With expectations so high ahead of today’s Reserve Bank of New Zealand monetary policy decision (Be Wary of RBNZ announcement), I take a look at what some of the key levels could be depending on the outcome of the decision.
- 25 bps cut and no firm commitment – NZDUSD could be headed back towards 0.77. Markets have high expectations and still NZDUSD is trading near its highest levels in over a year. Falling short of these expectations isn’t an option for the RBNZ if it wants to weaken the currency – unless it sees the housing market as a greater threat at which point other tools should be available to address this.

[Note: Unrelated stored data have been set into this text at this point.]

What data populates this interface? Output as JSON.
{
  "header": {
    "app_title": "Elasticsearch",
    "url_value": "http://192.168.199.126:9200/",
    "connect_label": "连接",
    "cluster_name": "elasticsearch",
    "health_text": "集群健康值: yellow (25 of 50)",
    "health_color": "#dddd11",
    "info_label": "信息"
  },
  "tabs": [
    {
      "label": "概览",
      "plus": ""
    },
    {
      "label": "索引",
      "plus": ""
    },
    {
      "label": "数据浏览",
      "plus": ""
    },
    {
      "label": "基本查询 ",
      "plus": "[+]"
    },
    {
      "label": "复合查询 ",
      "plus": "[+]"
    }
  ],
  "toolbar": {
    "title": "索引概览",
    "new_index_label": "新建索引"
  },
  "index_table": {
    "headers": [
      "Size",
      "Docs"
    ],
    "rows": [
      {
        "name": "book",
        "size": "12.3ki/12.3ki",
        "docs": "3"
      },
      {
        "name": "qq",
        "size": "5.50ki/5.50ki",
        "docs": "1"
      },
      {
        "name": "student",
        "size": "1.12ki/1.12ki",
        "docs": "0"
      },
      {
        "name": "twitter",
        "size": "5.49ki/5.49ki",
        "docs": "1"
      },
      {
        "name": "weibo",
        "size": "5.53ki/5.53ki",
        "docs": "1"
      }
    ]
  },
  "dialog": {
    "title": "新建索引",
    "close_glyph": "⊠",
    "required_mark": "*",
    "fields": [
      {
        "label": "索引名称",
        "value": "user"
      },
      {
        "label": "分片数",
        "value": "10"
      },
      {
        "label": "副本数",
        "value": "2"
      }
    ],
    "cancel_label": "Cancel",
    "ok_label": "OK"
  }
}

- 25 bps cut and firm commitment to further easing – I still see NZDUSD edging higher in this scenario as this is the least the markets appear to be expecting and they have rallied on this expectation. Under this scenario I expect the rally would be much more gradual though and maybe find resistance around 0.74 in the short to medium term. The absence of further action in the coming months though could see it trading around 0.77, as above, as forward guidance wears off.
- 50 bps cut and wait and see – This could appease the markets for now and stem the rally in the short term. We could even see a small correction in this scenario – buy the rumour, sell the fact – and retest the 0.6950/0.7 support in the short to medium term. Again though, the absence of further commitments or action before the end of the year could see NZD on the rise again.
- 50 bps cut and firm commitment to further easing – This would likely get the best reaction in the NZD from the RBNZs perspective and could see it buck the recent trend against the USD. In this scenario we could be headed back towards 0.6650 in the short to medium term but again, in order for losses to be sustained or built upon, the RBNZ will need to follow through on its commitment or markets will test them again.